Речь о Николае Байтове
Дорогие друзья и коллеги!
Вручение премии Андрея Белого Николаю Байтову – большая радость для всех любящих этого единственного в своем роде автора. Мы чествуем Байтова как автора сборника «Думай, что говоришь», составленного из рассказов, написанных за многие годы, ставших классикой современной новелистики, – но могли бы, в ином случае, говорить о Байтове-поэте, Байтове-литературном организаторе, Байтове-художнике, Байтове-издателе (совместно с Александром Барашом) легендарного московского самиздатского журнала «Эпсилон-салон»… Впрочем, даже и в рамках прозы Николай Байтов многогранен и неуловим. В то же время его творчество на каком-то следующем уровне концептуально целостно. Впрочем, само понятие «концептуальная целостность» в отношении Байтова предстает оксюмороном.
В свое время в одноименном эссе Байтов предложил понятие «эстетика не-Х». Он формулирует особенности некоего весьма трудно определимого способа культурного поведения «Х», которое характеризуется, к примеру, «внятностью». Напротив, декларируемая Байтовым «эстетика не=Х» характеризуется неуверенностью и эклектизмом. Иными словами, перед нами программа антиконцептуального – неуловимого, неопределимого в конечных терминах – типа творчества. Занимательно, что, став своего рода «маркой» Байтова (т. е. концептуализировавшись, пусть и на метауровне второго порядка), «эстетика не-Х» немедленно была опровергнута самим писателем: в книге Владислава Кулакова «Постфактум» приводятся фрагменты байтовского письма к нему: «Что касается “Эстетики не-Х”, то я не перестаю удивляться, что она до сих пор производит впечатление на людей… Наверное, потому, что она написана “со страстью”. И все принимают ее за мое credo. Однако это не так: хотя она действительно имеет какое-то отношение к моему credo, но не совсем с ним совпадает. А страсть почти вся симулирована (причем, на мой сегодняшний вкус, – симулирована топорно: выпирают чрезмерности, которые сразу выдают искусственность, деланность интонации)…» И далее: «Сегодня у меня “не-Х” превратилась бы в протест против дискурсивности вообще». Мы видим, что антидискурсивный манифест, приобретший в глазах компетентного читателя дискурсивный характер, тут же отметается, переадресовываясь «автору-штрих», некоему трудноуловимому, но отделенному от автора персонажу.
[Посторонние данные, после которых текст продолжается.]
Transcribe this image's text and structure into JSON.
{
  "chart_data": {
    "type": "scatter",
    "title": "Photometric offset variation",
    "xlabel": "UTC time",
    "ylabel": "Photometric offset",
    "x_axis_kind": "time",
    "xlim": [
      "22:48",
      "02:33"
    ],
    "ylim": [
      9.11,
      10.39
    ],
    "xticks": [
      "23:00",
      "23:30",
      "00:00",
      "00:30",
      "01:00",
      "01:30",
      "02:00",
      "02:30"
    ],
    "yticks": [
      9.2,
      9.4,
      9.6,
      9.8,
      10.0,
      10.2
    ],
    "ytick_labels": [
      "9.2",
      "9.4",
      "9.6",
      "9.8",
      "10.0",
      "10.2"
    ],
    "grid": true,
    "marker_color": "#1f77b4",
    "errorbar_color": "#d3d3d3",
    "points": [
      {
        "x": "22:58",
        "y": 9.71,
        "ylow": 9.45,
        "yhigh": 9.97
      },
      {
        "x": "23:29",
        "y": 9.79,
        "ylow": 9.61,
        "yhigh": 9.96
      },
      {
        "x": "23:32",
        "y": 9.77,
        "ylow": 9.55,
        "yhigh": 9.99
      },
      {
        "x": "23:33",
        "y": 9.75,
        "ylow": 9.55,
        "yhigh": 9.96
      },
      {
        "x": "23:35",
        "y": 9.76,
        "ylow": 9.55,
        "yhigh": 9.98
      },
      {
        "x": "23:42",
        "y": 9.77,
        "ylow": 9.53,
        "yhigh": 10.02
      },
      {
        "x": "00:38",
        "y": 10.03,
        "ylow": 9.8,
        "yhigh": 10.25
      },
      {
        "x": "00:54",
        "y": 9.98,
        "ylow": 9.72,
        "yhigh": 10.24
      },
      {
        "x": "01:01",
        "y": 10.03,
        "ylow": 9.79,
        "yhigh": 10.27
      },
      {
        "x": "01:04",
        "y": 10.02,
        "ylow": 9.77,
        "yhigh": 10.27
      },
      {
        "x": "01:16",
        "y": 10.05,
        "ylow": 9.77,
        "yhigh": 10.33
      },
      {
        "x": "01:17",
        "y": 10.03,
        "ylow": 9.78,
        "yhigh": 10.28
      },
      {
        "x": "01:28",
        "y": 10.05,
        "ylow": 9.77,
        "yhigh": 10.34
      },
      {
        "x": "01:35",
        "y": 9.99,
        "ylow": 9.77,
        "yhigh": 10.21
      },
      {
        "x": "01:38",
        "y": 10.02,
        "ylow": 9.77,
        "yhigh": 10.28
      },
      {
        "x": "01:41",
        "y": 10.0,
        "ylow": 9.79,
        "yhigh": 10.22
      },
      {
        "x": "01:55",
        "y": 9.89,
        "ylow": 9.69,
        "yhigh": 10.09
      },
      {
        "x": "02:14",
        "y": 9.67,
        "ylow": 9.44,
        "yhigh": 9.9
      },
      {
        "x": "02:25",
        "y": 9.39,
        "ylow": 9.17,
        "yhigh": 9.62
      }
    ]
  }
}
Игры с уровнями рефлексии, отчасти конкурентные с концептуалистскими, отчасти пародирующими их, составляют один из важнейших пластов байтовского творчества. При этом математический ум Байтова заставляет прочитывать его тексты, построенные на логических или иных парадоксах, на нескольких уровнях – как мистическую притчу, как притчу постмодернистскую (Байтов одно время ходил в главных претендентах на «русского Борхеса», что, конечно, неправильно, поскольку нивелирует особость и русского, и аргентинского писателей), как математическую задачу: вспоминаются такие знаменитые рассказы, как «Кошка Шрёдингера», «Фиксатор буквы», «Клетчатый суслик»… Другие тексты построены на сложных смещениях тех самых дискурсивных пластов, на проблеме языка, проблеме документа, в том числе отчуждаемого: последнюю область Байтов – часто вместе со Светой Литвак – активно разрабатывает как в своих бук-артистских и «отложенных» перформативных работах («Лесная библиотека»), в реди-мэйдах и ассамбляжах, так и в «просто прозе».
При всей постановке максимально важных, глубинных задач текстообразования (вспомним хотя бы такой принципиальный рассказ, как «Детская смертность», Байтов умеет и любит оставаться увлекательным и остроумным. Его тексты существуют одновременно и в пространстве множащихся интерпретаций, и в сфере чистого удовольствия от чтения. Нельзя не порадоваться еще раз обретением Николаем Байтовым достойной награды.